Hope (the Fairest Flower in Christendom) had to find the room in which I was discussing culture and ideas with a most excellent group of graduate students.
The university where I was speaking had picked a building where on my particular hallway each room looked exactly like the other. At the start of the session, the lamp blew out in the overhead projector and so we had to move next door. The university moved the sign and all the stuff from the class. The new room was next door and looked just like the previous room. Hope went to the previous room and knew they had moved me without even looking at the room number: she has an inbuilt GPS that took her to where she needed to be.
I was not there. She was bemused, though (given the loudness) she found me quickly.
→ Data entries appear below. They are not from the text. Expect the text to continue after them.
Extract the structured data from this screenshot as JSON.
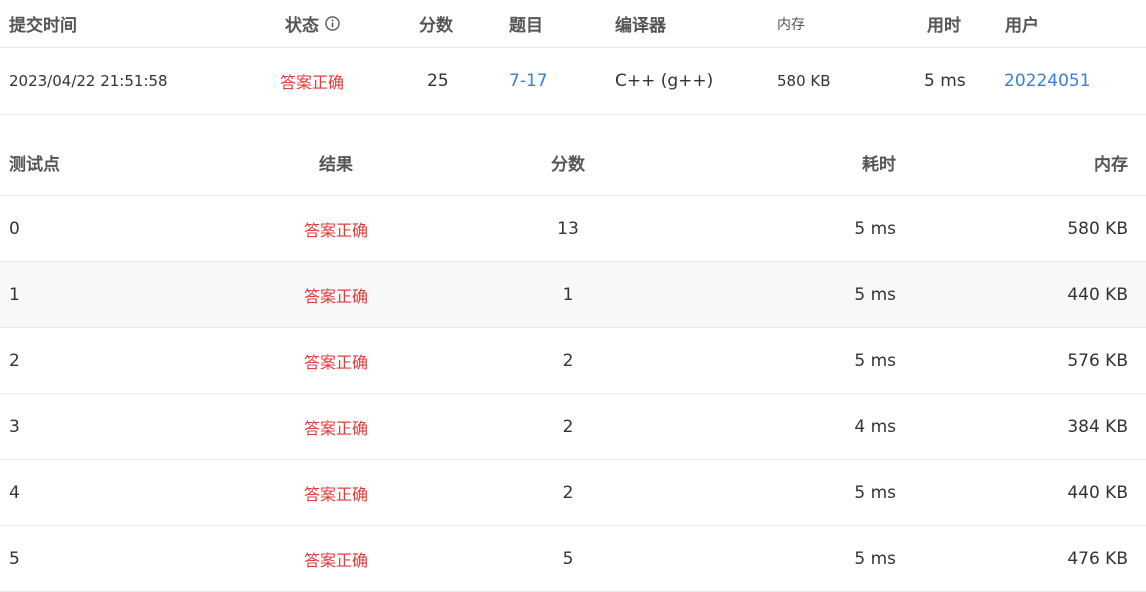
{
  "submission": {
    "headers": {
      "time": "提交时间",
      "status": "状态",
      "score": "分数",
      "problem": "题目",
      "compiler": "编译器",
      "memory": "内存",
      "duration": "用时",
      "user": "用户"
    },
    "row": {
      "time": "2023/04/22 21:51:58",
      "status": "答案正确",
      "score": "25",
      "problem": "7-17",
      "compiler": "C++ (g++)",
      "memory": "580 KB",
      "duration": "5 ms",
      "user": "20224051"
    }
  },
  "cases": {
    "headers": {
      "case": "测试点",
      "result": "结果",
      "score": "分数",
      "time": "耗时",
      "memory": "内存"
    },
    "rows": [
      {
        "case": "0",
        "result": "答案正确",
        "score": "13",
        "time": "5 ms",
        "memory": "580 KB"
      },
      {
        "case": "1",
        "result": "答案正确",
        "score": "1",
        "time": "5 ms",
        "memory": "440 KB"
      },
      {
        "case": "2",
        "result": "答案正确",
        "score": "2",
        "time": "5 ms",
        "memory": "576 KB"
      },
      {
        "case": "3",
        "result": "答案正确",
        "score": "2",
        "time": "4 ms",
        "memory": "384 KB"
      },
      {
        "case": "4",
        "result": "答案正确",
        "score": "2",
        "time": "5 ms",
        "memory": "440 KB"
      },
      {
        "case": "5",
        "result": "答案正确",
        "score": "5",
        "time": "5 ms",
        "memory": "476 KB"
      }
    ]
  },
  "colors": {
    "accepted": "#e03c3c",
    "link": "#3a7fd5",
    "stripe": "#f7f8fa"
  }
}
Oddly, this is one of the only situations where my utter inability to navigate would have helped me. Because I have no sense of where things are, I learn visual clues (like where signs are) to find my way. I would have gone to the room where the class now was being held and might never have noticed the difference. My goal is to get to the right room, not the right space. When we are driving out and about, Hope is often a more trustworthy guide than the GPS. My rule: when Hope says turn, do so.
One obvious conclusion: being married to someone who is better than you (in some area) is good. That is true, but hopefully everyone knows this truth. In any relationship, listen to the person who knows, not yourself if you are not good at the thing she knows.
This is basic.
Yet this little incident reminded me of something a bit less basic . . . that sometimes we get to the right place philosophically or theologically, but without really knowing where we are or how we should have gotten there. This philosophical luck might even come (in part) with a few shortcuts we have taken to make up for our lack of understanding or ability. We hope the culture does not move the signs and we end up in the right place.
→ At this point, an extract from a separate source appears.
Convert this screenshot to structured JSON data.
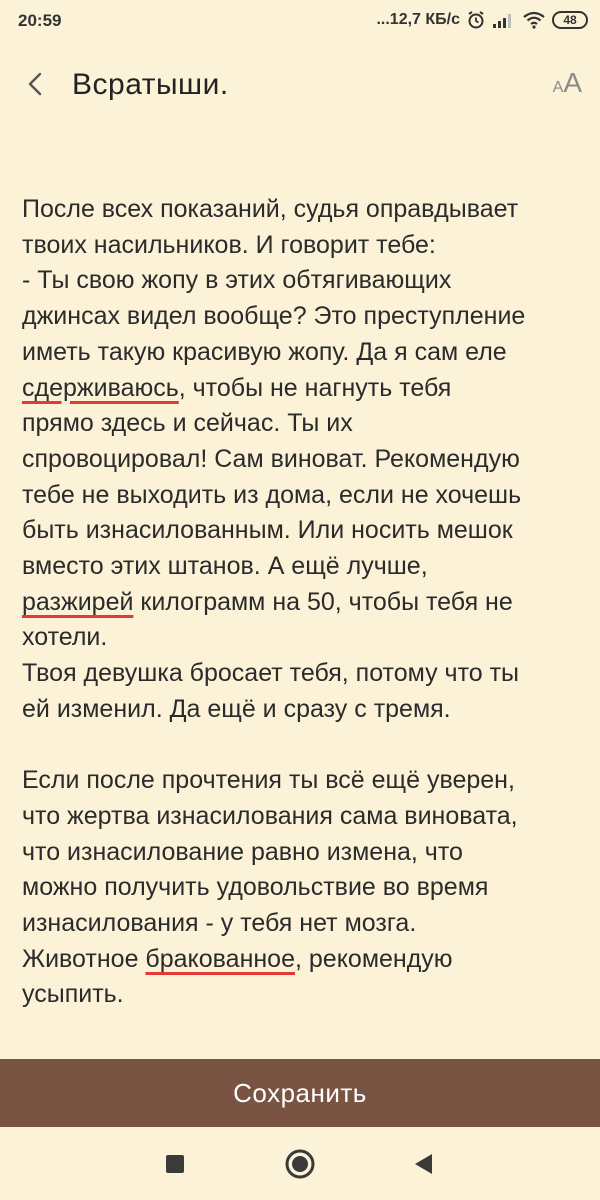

A good culture puts up signs and gets us to the right place morally and philosophically. We don’t know where we are really, but it is the right place so (perhaps) that does not matter. The trouble comes in times of change. Things don’t work in the old room so things move.
That’s great if the class stays the same fundamentally like it did in our case, but what if the course had been hijacked by someone completely different. That’s not likely to happen in a class, but cultures do go awry. Imagine a culture that used to put up signs arguing for morality and then changed to a culture that said the opposite when you got to the “morality class.”
The folks like I am who just follow the signs would go awry. Those that got what was really true, good, and beautiful (like Hope) would be concerned. They would go to the truth and find nobody there. I know Hope well enough to know that in that situation she would stay in the “old” room and wait for history to bring back the folks.
God is in charge of history so the folks will return.
As for people like I am, we drift to the new room and the new instructions and hardly notice. We need a new GPS.